La rivière atmosphérique : un phénomène naturel aussi nécessaire que dangereux
La notion de rivière atmosphérique est un phénomène naturel peu connu du grand public. Pourtant, cette dernière joue un rôle prépondérant dans le transport et la distribution de l'humidité venant des tropiques. Plongée dans ces mystérieuses rivières aériennes.
La communauté d'Abbotsford, en Colombie-Britannique, a été frappée durement par des inondations historiques en raison de pluies torrentielles.
Photo : Reuters / JENNIFER GAUTHIER
Prenez note que cet article publié en 2021 pourrait contenir des informations qui ne sont plus à jour.
Durant le mois de novembre 2021, une imposante portion de la côte du Pacifique allant du sud de la Colombie-Britannique jusqu'en Californie a été sous le joug d’un phénomène météorologique appelé « rivière atmosphérique ». Cette dernière est d’ailleurs plus communément connue sous le nom de pineapple express (« express ananas »).
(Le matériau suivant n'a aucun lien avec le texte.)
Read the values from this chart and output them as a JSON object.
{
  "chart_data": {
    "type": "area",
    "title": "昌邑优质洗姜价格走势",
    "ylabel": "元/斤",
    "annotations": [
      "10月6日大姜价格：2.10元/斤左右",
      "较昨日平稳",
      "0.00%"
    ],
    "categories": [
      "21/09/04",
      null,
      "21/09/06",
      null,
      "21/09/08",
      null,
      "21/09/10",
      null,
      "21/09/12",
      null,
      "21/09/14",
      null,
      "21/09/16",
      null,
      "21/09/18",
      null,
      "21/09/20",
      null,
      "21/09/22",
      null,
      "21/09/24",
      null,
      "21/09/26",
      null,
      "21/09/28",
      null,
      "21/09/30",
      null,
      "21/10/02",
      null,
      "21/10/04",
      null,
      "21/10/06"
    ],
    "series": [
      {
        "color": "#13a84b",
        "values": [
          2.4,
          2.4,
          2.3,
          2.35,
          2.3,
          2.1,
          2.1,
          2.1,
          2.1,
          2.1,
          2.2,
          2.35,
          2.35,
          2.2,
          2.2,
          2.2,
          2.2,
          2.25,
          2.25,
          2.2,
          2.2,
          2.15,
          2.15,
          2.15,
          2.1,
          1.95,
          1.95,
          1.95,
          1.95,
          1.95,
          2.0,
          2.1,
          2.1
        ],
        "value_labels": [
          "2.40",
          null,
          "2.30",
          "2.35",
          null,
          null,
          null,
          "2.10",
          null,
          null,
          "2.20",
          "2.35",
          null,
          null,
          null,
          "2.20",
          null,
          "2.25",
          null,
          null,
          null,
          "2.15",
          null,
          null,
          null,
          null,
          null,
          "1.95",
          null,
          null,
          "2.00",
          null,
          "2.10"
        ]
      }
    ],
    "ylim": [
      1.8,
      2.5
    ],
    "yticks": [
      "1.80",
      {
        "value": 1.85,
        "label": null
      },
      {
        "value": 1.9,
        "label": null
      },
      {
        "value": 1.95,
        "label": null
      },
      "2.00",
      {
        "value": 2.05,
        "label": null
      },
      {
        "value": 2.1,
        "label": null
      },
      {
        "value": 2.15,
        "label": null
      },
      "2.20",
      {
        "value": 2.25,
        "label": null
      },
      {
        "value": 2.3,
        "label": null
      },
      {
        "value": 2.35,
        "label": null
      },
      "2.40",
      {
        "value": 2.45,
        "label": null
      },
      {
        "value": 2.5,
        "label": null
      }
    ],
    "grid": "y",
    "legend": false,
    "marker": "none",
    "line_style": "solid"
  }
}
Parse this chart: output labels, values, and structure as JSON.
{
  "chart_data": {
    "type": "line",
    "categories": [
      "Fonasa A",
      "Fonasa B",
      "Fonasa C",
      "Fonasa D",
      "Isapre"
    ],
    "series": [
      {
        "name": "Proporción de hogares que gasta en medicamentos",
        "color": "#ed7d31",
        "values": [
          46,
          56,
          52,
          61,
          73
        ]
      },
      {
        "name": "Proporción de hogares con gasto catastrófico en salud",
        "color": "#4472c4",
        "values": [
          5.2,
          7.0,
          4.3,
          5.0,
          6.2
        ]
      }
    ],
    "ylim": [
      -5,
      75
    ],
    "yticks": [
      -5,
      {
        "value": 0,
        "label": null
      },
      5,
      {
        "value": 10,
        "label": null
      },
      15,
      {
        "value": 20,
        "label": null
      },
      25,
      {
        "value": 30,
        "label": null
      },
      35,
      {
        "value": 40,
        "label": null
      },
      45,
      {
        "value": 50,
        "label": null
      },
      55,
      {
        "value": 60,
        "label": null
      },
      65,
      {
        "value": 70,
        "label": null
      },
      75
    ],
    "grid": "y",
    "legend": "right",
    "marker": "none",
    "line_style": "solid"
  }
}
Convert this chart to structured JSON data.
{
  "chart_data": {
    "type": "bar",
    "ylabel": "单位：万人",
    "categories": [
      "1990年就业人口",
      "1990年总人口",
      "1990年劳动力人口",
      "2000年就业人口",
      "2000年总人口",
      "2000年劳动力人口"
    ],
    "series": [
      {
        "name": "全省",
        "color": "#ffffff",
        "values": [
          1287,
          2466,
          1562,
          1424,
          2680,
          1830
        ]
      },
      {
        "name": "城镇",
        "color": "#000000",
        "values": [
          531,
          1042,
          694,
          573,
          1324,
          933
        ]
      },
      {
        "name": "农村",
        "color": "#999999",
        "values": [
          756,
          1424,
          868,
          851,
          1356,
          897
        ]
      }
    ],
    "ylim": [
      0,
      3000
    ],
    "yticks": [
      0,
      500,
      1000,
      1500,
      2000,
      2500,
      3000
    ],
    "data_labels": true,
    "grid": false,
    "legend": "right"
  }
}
Revenons brièvement sur la tempête. Entre le 13 et 16 novembre dernier, d’importantes quantités de pluie ont affecté ces secteurs. Cela a donné lieu à de nombreuses inondations, mais aussi à des glissements de terrain qui ont malheureusement coûté la vie à plusieurs personnes en Colombie-Britannique.
En l’espace de 72 heures, le sud de cette province canadienne a reçu des pluies diluviennes. Voici quelques exemples des fortes quantités d'eau reçue.
Mesure des précipitations
- 294,6 mm (Hope)
- 228,2 mm (Agassiz)
- 159,7 mm (West Vancouver)
On notera que la Municipalité de Hope a enregistré l'équivalent de 1,5 fois la quantité de pluie reçue en un mois.
De plus, durant la seule journée du 14 novembre, elle a battu son record absolu de précipitations quotidiennes en recevant 174 mm de pluie au total. Le précédent record datait du 2 décembre 1975 avec 133,4 mm.
Comment les rivières atmosphériques se forment-elles?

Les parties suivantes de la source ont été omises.